ただ、「マーケティング・マネジメント」という書物自体はあまりにも大作過ぎて、「顧客の立場」には立っていないと言えるかもしれません。いや、コトラー氏のことですから、むしろ明確にターゲット(読者)を絞った「商品(著作)」なのでしょう・・・
以下、本書で紹介されている「マーケティング」の「きほんのき」の記述です。
まずは、コトラー・マーケティングの源「顧客起点」についてです。
(p33より引用) 顧客起点の発想は、製造業はもとより、サービス業などあらゆる業界で必要な事業視点です。
例えばハートフォード生命には、商品開発の最終段階に「マザーセールス・テスト」と呼ばれるユニークなテストがあります。これは「社員が自分の母親に対して、自信を持って自社の新しい商品を販売できるか?」という問いかけをして、商品の精度を判断するテストです。・・・
また・・・ニチレイの企業行動指針の中には、「もう一人の家族のために」という文言が入っています。顧客の存在を、自分の妻子や両親など自分の家族と同じように考え、製品づくりから販売方法まで最善の方法を社員が判断し、行動するように促すためです。
コトラー氏によれば、企業における「マーケッター」は顧客のための番人だとのことです。

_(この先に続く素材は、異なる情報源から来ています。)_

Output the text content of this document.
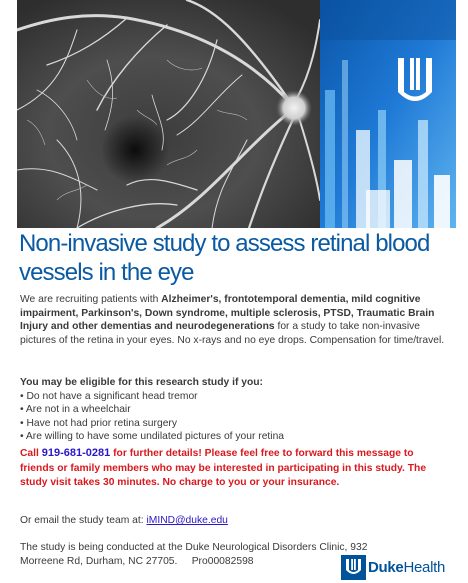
Non-invasive study to assess retinal blood vessels in the eye
We are recruiting patients with Alzheimer's, frontotemporal dementia, mild cognitive impairment, Parkinson's, Down syndrome, multiple sclerosis, PTSD, Traumatic Brain Injury and other dementias and neurodegenerations for a study to take non-invasive pictures of the retina in your eyes. No x-rays and no eye drops. Compensation for time/travel.
You may be eligible for this research study if you:
• Do not have a significant head tremor
• Are not in a wheelchair
• Have not had prior retina surgery
• Are willing to have some undilated pictures of your retina
Call 919-681-0281 for further details! Please feel free to forward this message to friends or family members who may be interested in participating in this study. The study visit takes 30 minutes. No charge to you or your insurance.
Or email the study team at: iMIND@duke.edu
The study is being conducted at the Duke Neurological Disorders Clinic, 932 Morreene Rd, Durham, NC 27705.     Pro00082598	DukeHealth
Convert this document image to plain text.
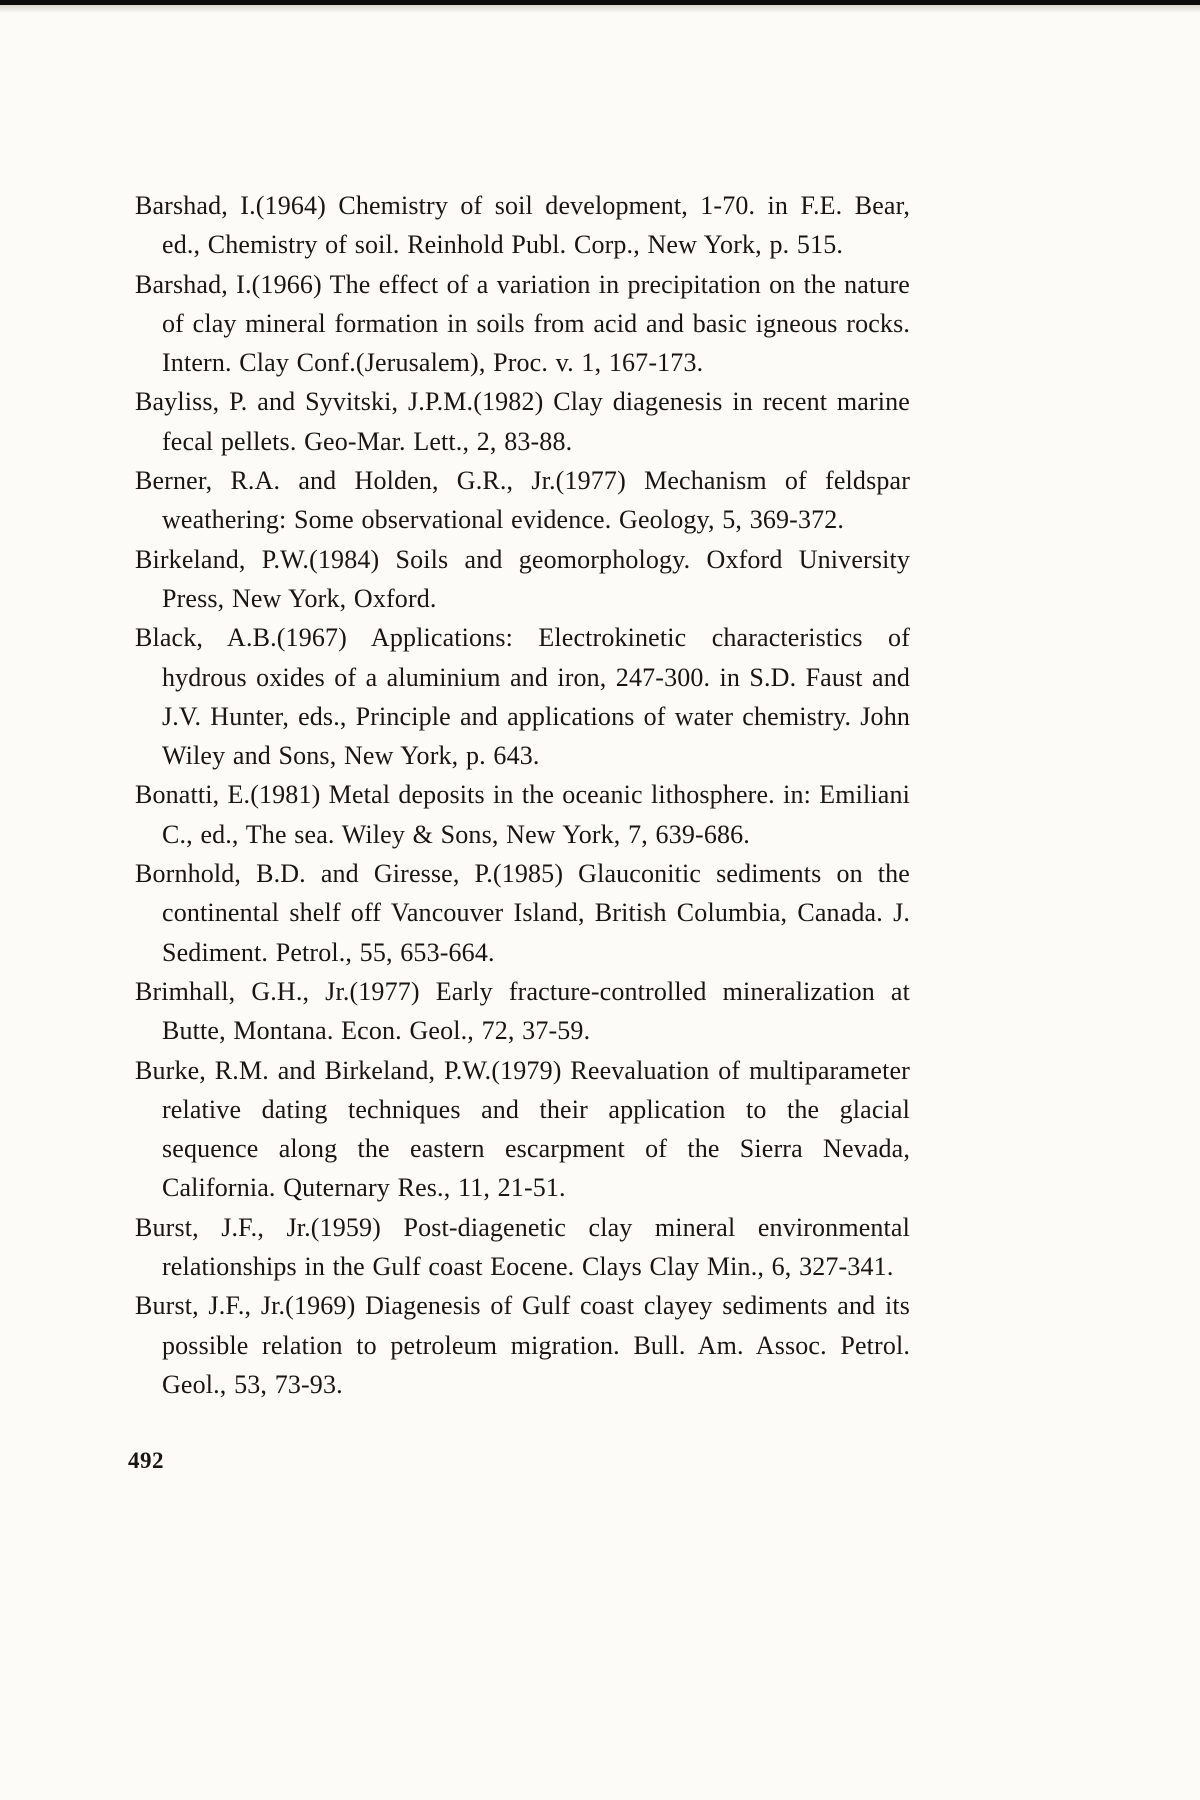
Barshad, I.(1964) Chemistry of soil development, 1-70. in F.E. Bear, ed., Chemistry of soil. Reinhold Publ. Corp., New York, p. 515.

Barshad, I.(1966) The effect of a variation in precipitation on the nature of clay mineral formation in soils from acid and basic igneous rocks. Intern. Clay Conf.(Jerusalem), Proc. v. 1, 167-173.

Bayliss, P. and Syvitski, J.P.M.(1982) Clay diagenesis in recent marine fecal pellets. Geo-Mar. Lett., 2, 83-88.

Berner, R.A. and Holden, G.R., Jr.(1977) Mechanism of feldspar weathering: Some observational evidence. Geology, 5, 369-372.

Birkeland, P.W.(1984) Soils and geomorphology. Oxford University Press, New York, Oxford.

Black, A.B.(1967) Applications: Electrokinetic characteristics of hydrous oxides of a aluminium and iron, 247-300. in S.D. Faust and J.V. Hunter, eds., Principle and applications of water chemistry. John Wiley and Sons, New York, p. 643.

Bonatti, E.(1981) Metal deposits in the oceanic lithosphere. in: Emiliani C., ed., The sea. Wiley & Sons, New York, 7, 639-686.

Bornhold, B.D. and Giresse, P.(1985) Glauconitic sediments on the continental shelf off Vancouver Island, British Columbia, Canada. J. Sediment. Petrol., 55, 653-664.

Brimhall, G.H., Jr.(1977) Early fracture-controlled mineralization at Butte, Montana. Econ. Geol., 72, 37-59.

Burke, R.M. and Birkeland, P.W.(1979) Reevaluation of multiparameter relative dating techniques and their application to the glacial sequence along the eastern escarpment of the Sierra Nevada, California. Quternary Res., 11, 21-51.

Burst, J.F., Jr.(1959) Post-diagenetic clay mineral environmental relationships in the Gulf coast Eocene. Clays Clay Min., 6, 327-341.

Burst, J.F., Jr.(1969) Diagenesis of Gulf coast clayey sediments and its possible relation to petroleum migration. Bull. Am. Assoc. Petrol. Geol., 53, 73-93.

492
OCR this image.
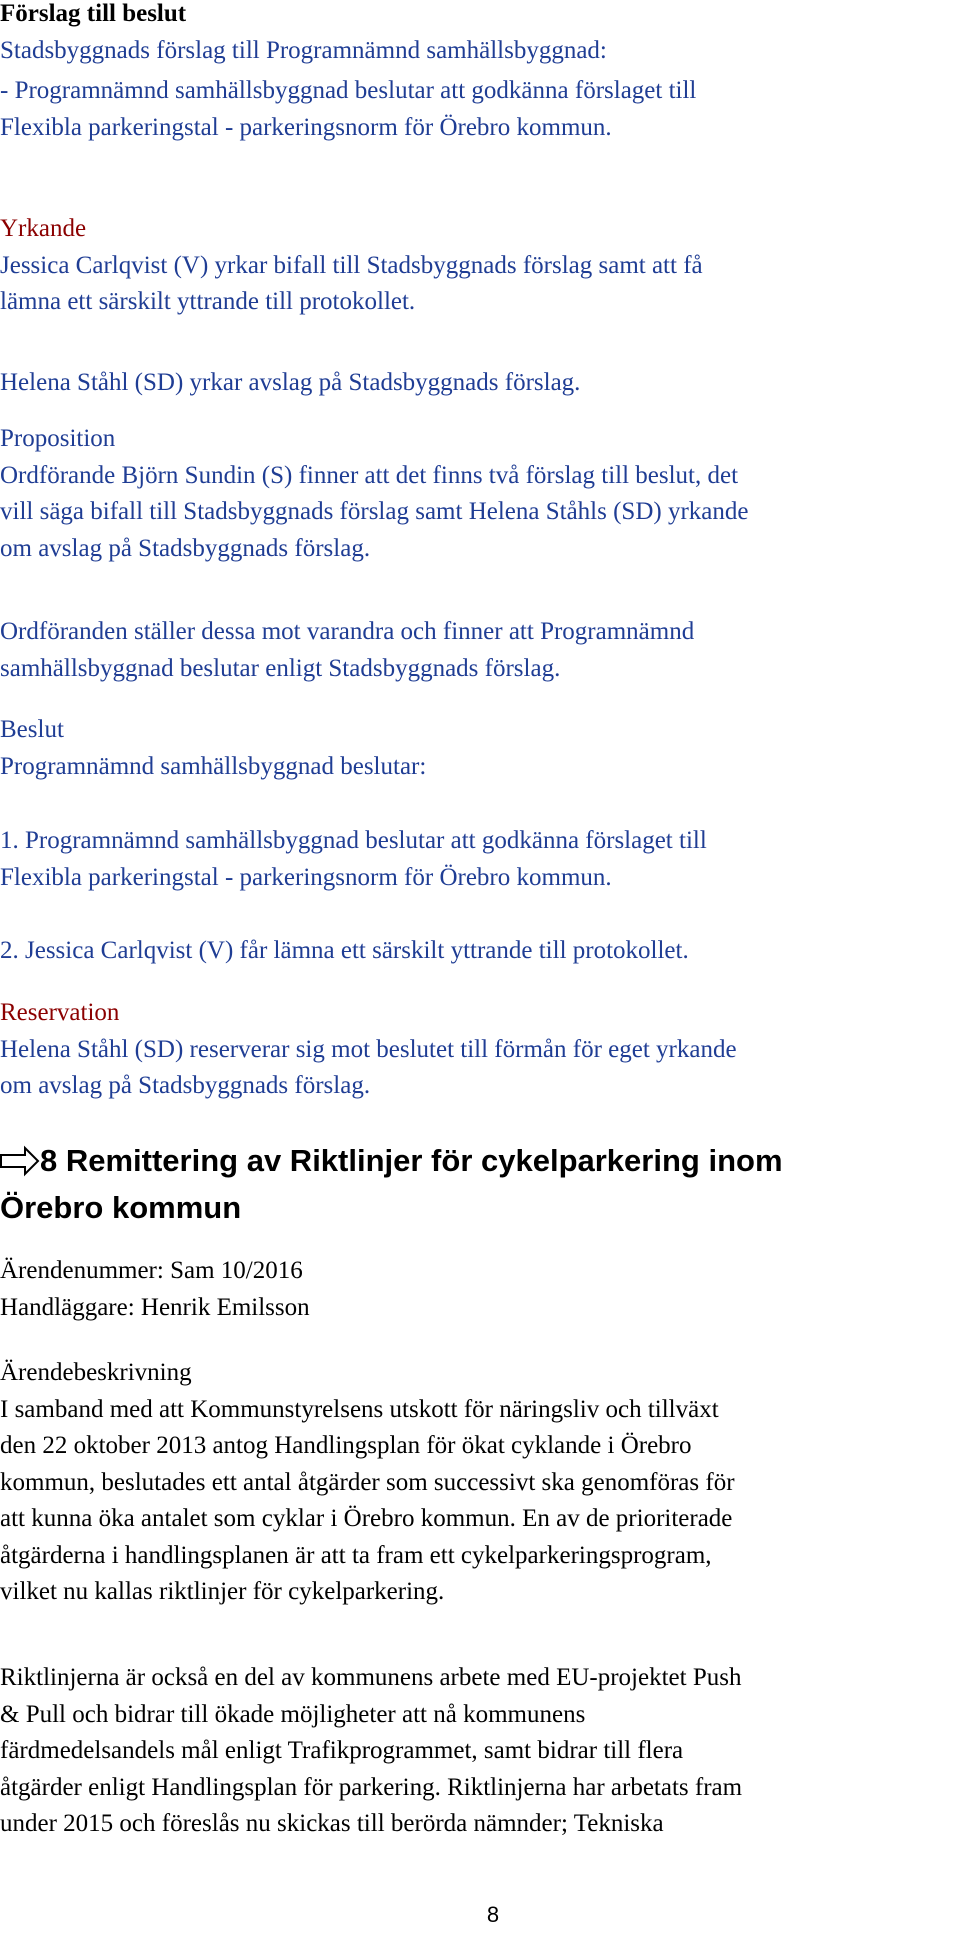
Förslag till beslut

Stadsbyggnads förslag till Programnämnd samhällsbyggnad:

- Programnämnd samhällsbyggnad beslutar att godkänna förslaget till

Flexibla parkeringstal - parkeringsnorm för Örebro kommun.

Yrkande

Jessica Carlqvist (V) yrkar bifall till Stadsbyggnads förslag samt att få

lämna ett särskilt yttrande till protokollet.

Helena Ståhl (SD) yrkar avslag på Stadsbyggnads förslag.

Proposition

Ordförande Björn Sundin (S) finner att det finns två förslag till beslut, det

vill säga bifall till Stadsbyggnads förslag samt Helena Ståhls (SD) yrkande

om avslag på Stadsbyggnads förslag.

Ordföranden ställer dessa mot varandra och finner att Programnämnd

samhällsbyggnad beslutar enligt Stadsbyggnads förslag.

Beslut

Programnämnd samhällsbyggnad beslutar:

1. Programnämnd samhällsbyggnad beslutar att godkänna förslaget till

Flexibla parkeringstal - parkeringsnorm för Örebro kommun.

2. Jessica Carlqvist (V) får lämna ett särskilt yttrande till protokollet.

Reservation

Helena Ståhl (SD) reserverar sig mot beslutet till förmån för eget yrkande

om avslag på Stadsbyggnads förslag.

8 Remittering av Riktlinjer för cykelparkering inom
Örebro kommun

Ärendenummer: Sam 10/2016

Handläggare: Henrik Emilsson

Ärendebeskrivning

I samband med att Kommunstyrelsens utskott för näringsliv och tillväxt

den 22 oktober 2013 antog Handlingsplan för ökat cyklande i Örebro

kommun, beslutades ett antal åtgärder som successivt ska genomföras för

att kunna öka antalet som cyklar i Örebro kommun. En av de prioriterade

åtgärderna i handlingsplanen är att ta fram ett cykelparkeringsprogram,

vilket nu kallas riktlinjer för cykelparkering.

Riktlinjerna är också en del av kommunens arbete med EU-projektet Push

& Pull och bidrar till ökade möjligheter att nå kommunens

färdmedelsandels mål enligt Trafikprogrammet, samt bidrar till flera

åtgärder enligt Handlingsplan för parkering. Riktlinjerna har arbetats fram

under 2015 och föreslås nu skickas till berörda nämnder; Tekniska

8
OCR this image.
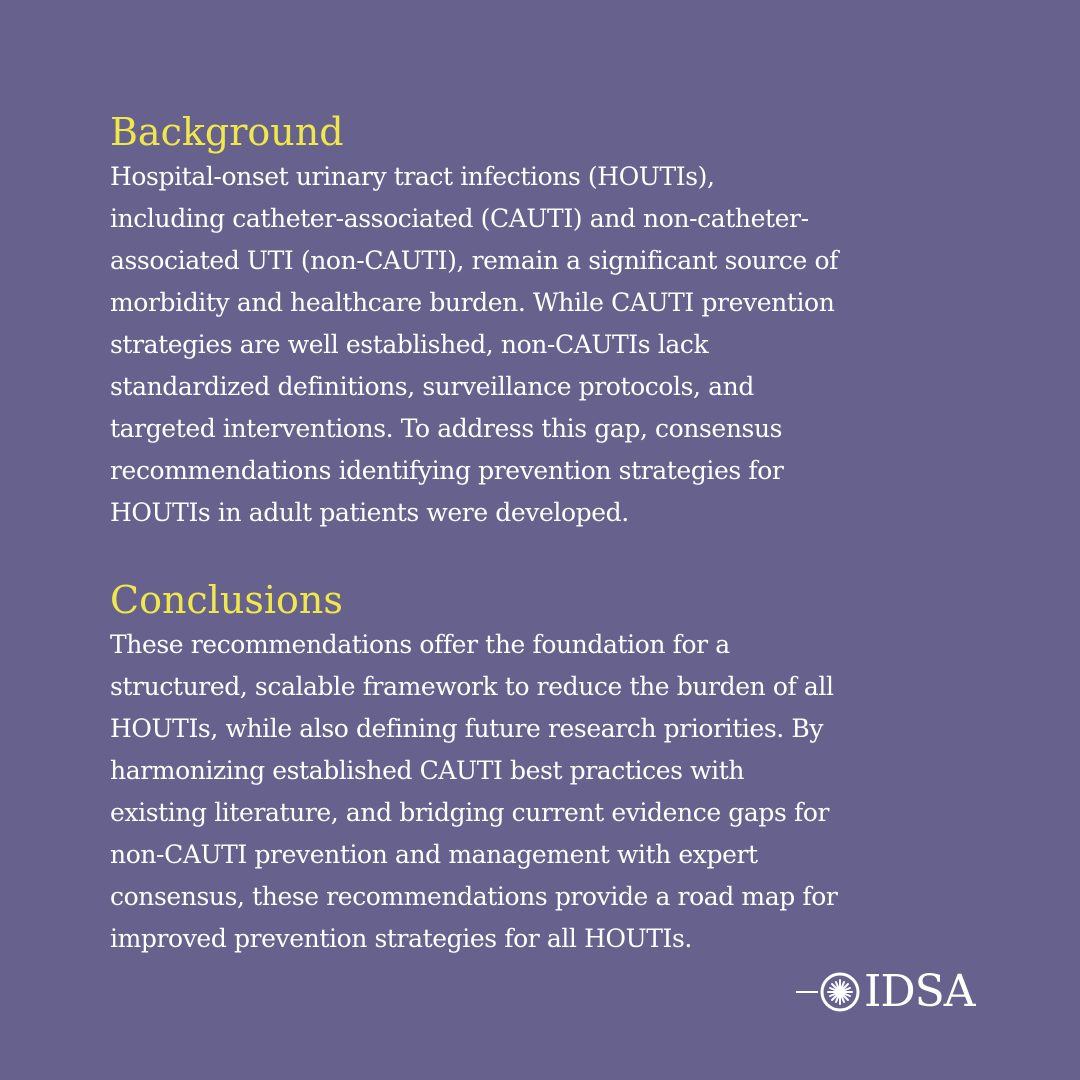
Background
Hospital-onset urinary tract infections (HOUTIs),
including catheter-associated (CAUTI) and non-catheter-
associated UTI (non-CAUTI), remain a significant source of
morbidity and healthcare burden. While CAUTI prevention
strategies are well established, non-CAUTIs lack
standardized definitions, surveillance protocols, and
targeted interventions. To address this gap, consensus
recommendations identifying prevention strategies for
HOUTIs in adult patients were developed.
Conclusions
These recommendations offer the foundation for a
structured, scalable framework to reduce the burden of all
HOUTIs, while also defining future research priorities. By
harmonizing established CAUTI best practices with
existing literature, and bridging current evidence gaps for
non-CAUTI prevention and management with expert
consensus, these recommendations provide a road map for
improved prevention strategies for all HOUTIs.
IDSA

(p50より引用) マーケティングに携わる人とは「顧客に最善の商品やサービスを提供し、顧客に満足を提供する顧客の番人であるべきだ」と、コトラーは指摘しています。
また、新商品開発にあたっての「常識」についてです。
まずは「コンセプト」です。
コンセプトは、きちんと「言葉」で言い表せなくてはなりません。これは、マーケティングに限らず、あらゆる場合に登場する「コンセプト」に共通の基本です。言葉にしなくては、明確になりませんし、伝えることも共有化することもできません。
(p82より引用) コンセプトとは「製品のアイデアを、顧客が理解できる言葉で説明したもの」だとコトラーは説明しています。コンセプトが明確だと、説明を受けた人は具体的な製品をイメージすること(心の中に製品の具体像を思い浮かべること)ができるはずです。
いくら「コンセプト」は素晴らしくても、結果、顧客に届かなくては「サービス」になりませんし、「商品」にもなりません。
(p77より引用) 製品がいかに素晴らしい機能や効能を持っていても、失敗することがよくあります。それは、「誰もその製品の存在を知らず」また「どこに行っても売られていない」場合です。・・・
優れた商品を考え出すだけでは、新製品開発とは呼べず、また事業としても成功しません。良い製品がつくられ、想定した顧客にその製品情報が正しく伝わり、顧客の購入が継続して初めて、新製品が成功したといえるのです。
これも、至極当たり前のことです。
ただ、ここまでやり切ることの難しさゆえに、“マーケティングの指南書”のニーズが絶えないのですね。